The link between Ruíz’s paintings and photography is apparent not only through the visual effect of his brushstrokes, but also through his process. Ruíz begins each work by pulling from a vast trove of images clipped from his own photo roll or various online sources, some pulled from news articles, others pulled from obscure websites. As he decides what to paint, certain images reveal themselves as particularly powerful, charged with an energy that could be best realized when refigured in watercolor. In fact, he often works with pixelated photos whose materiality is already apparent in the makeup of their compositions. These images tend to focus on protest scenes, or on machines set ablaze with wondrous pageantry.
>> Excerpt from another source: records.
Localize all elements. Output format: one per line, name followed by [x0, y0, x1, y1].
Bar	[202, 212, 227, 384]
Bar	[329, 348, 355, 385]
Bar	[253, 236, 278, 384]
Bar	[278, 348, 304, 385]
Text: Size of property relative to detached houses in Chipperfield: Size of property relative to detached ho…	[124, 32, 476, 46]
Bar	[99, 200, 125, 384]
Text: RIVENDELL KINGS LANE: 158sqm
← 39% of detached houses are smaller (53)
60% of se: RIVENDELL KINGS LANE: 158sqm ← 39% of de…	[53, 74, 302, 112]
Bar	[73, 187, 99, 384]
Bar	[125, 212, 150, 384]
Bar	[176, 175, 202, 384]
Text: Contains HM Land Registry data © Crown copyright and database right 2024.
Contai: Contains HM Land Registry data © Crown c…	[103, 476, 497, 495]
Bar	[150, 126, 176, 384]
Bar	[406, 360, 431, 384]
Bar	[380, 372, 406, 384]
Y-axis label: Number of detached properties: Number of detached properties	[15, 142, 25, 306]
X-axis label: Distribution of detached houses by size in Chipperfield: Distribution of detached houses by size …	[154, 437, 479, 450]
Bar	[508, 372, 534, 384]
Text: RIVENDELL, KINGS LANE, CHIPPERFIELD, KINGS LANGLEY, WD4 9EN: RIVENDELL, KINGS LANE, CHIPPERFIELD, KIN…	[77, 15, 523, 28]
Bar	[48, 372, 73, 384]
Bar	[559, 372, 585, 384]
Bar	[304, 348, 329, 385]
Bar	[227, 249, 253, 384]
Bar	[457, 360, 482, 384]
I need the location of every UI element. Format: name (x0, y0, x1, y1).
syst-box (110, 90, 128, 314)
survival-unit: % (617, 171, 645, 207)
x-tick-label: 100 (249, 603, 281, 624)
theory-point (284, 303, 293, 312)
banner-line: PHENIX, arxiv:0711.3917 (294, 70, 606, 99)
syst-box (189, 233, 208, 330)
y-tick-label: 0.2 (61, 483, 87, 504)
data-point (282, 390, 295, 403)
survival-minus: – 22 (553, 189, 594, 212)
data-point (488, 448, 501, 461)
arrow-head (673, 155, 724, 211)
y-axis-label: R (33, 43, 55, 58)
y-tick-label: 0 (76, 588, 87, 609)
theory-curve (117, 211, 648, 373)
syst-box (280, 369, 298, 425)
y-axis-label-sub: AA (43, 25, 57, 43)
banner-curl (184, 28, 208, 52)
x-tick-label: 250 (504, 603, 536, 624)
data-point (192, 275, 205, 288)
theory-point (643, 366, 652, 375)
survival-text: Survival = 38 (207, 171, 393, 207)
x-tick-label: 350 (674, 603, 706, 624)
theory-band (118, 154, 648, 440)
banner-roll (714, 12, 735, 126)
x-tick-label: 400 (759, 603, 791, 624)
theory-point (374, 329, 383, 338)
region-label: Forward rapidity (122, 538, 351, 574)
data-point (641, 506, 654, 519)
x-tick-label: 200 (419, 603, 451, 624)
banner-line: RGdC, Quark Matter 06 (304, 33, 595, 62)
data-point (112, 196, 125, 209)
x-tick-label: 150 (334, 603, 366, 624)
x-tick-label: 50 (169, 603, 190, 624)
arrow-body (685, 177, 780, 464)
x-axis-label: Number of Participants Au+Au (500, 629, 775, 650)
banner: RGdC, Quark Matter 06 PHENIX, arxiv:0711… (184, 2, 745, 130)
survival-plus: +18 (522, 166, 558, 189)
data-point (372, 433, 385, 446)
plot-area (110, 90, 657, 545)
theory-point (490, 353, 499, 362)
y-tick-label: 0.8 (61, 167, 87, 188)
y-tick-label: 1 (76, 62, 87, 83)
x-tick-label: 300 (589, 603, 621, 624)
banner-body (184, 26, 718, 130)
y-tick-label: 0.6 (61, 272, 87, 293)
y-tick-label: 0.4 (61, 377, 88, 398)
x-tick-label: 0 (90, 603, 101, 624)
In works such as Where Eagles Dare and Wild Hearts Can’t be Broken III the primary spectacle of a vehicle moving through or catching on fire is backgrounded by a quasi-abstracted audience beholding the marvel. Viewers of these paintings are intertwined with the viewers within them: in another life, we are not standing in a quiet gallery; we are jostling in crowded bleachers for a better view of man and machine toying with their potential demise. The audience members’ faces are ghostly, comprised of only a few brushstrokes. Here, the experience of collectively felt emotion displaces their individual identities. An overwhelming mixture of fascination and fear is cultivated by viewers on both sides of the work’s surface.
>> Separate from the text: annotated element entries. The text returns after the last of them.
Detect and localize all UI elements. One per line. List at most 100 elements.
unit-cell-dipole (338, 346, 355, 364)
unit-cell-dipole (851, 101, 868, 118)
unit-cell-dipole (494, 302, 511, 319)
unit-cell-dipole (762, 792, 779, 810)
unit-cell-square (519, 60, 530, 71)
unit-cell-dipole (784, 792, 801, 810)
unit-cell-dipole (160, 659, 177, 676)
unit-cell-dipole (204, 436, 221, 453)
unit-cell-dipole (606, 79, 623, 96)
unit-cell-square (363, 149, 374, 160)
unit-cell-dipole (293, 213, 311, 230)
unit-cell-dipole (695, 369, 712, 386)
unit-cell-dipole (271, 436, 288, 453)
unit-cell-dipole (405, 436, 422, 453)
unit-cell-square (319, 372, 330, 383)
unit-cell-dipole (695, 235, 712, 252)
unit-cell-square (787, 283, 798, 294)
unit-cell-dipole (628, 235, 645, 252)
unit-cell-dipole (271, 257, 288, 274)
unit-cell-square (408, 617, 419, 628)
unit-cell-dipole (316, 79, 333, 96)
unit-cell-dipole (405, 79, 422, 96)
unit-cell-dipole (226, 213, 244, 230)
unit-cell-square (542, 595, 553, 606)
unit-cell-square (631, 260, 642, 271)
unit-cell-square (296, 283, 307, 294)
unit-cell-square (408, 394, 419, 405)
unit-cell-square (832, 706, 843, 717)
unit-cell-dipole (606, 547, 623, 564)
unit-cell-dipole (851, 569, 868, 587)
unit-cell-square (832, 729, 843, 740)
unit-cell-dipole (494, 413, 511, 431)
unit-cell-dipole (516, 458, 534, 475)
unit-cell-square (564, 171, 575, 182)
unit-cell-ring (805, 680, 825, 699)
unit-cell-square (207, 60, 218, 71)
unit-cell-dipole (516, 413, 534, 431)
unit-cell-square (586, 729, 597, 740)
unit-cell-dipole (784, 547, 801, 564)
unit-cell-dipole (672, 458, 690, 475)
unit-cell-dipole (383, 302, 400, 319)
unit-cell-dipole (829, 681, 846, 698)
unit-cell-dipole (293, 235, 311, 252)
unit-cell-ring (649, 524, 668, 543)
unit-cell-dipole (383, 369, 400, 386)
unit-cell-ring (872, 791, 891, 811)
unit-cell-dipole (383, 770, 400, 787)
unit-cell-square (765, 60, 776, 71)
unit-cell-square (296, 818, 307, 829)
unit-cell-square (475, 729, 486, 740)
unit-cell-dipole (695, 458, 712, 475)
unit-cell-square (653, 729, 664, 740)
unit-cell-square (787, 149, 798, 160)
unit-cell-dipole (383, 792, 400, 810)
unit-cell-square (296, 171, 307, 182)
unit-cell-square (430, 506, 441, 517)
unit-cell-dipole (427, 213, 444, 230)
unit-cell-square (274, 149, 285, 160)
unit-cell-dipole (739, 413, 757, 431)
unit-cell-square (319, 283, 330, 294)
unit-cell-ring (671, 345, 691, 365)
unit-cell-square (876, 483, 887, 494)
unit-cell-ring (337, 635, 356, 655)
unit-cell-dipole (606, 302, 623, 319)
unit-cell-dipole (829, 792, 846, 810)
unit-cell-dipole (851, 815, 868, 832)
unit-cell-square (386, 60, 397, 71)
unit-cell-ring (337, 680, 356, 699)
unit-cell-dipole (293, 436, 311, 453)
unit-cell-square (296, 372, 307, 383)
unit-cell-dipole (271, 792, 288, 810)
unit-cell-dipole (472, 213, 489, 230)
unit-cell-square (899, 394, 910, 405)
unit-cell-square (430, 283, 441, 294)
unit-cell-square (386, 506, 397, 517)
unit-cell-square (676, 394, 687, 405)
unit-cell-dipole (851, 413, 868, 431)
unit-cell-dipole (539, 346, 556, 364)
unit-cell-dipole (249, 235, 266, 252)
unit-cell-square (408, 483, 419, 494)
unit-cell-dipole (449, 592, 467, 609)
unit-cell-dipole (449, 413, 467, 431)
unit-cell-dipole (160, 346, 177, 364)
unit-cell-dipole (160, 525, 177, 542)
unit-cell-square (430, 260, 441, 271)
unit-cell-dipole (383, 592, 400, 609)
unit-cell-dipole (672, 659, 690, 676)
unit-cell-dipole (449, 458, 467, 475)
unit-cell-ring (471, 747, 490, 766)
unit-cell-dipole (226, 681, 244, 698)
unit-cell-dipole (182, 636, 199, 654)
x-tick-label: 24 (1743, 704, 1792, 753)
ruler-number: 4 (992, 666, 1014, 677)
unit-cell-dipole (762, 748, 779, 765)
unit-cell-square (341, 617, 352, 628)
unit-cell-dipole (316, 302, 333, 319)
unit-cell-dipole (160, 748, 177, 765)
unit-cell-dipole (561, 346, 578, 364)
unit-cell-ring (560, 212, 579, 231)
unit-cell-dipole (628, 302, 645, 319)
The oscillation between terror and intrigue produced in and modeled by the works in Where Eagles Dare evinces a sublime aesthetic experience. However, unlike the 18th century Romanticists who trained their eye on the unmanageable forces of nature, Ruiz’s new American sublime is manmade, befitting the threats and wonders of life in the 21st century. In Man on Fire XVII, Ruiz depicts a man protesting in 2016 India, at a time when wages were not matching rising inflation. And Man on Fire XVIII represents Mohamed Bouazizi, who set himself on fire in a key moment that incited both the Tunisian Revolution and the larger Arab Spring. Here, autocracy’s assaults on bodily autonomy are met with the evisceration of the body itself. Like watercolor and like fire, the subject dissolves into formlessness. And America—alongside the world at large—becomes fixated on its fading image.
Drama, glory, death, and destruction are not the only forces at play in Ruíz’s paintings. Humor is also an essential feature in the exhibition, reflecting a culture that oftentimes delights in childish play. Food of the Gods, for example, depicts a “Robo Dragon” monster truck, with short wings flanking its gaping maw and explosions of fire for eyes. Here, the most profound of sentiments—the threat of death, all-encompassing awe—are mixed with kitsch. Ruíz’s American sublime may therefore also be termed a commodified sublime. It is controlled (except when it isn’t), and it is fun (except when it isn’t). Its ambivalence registers some features of a society which continually sets itself on fire, then finds a way to profit from the loss. Ruíz’s paintings operate in an eternal present mid-combustion. He leaves it to us to imagine one’s position once the fires are out. As Richard Burton declares, playing a WWII U.S. Major in Where Eagles Dare, after which the exhibition is titled: “Gentlemen, see you after the war.”
Isabella Pigoni Miller
Conrad Ruiz (*1983 in L.A., USA) received his MFA from the California College of the Arts, he lives and works in Los Angeles.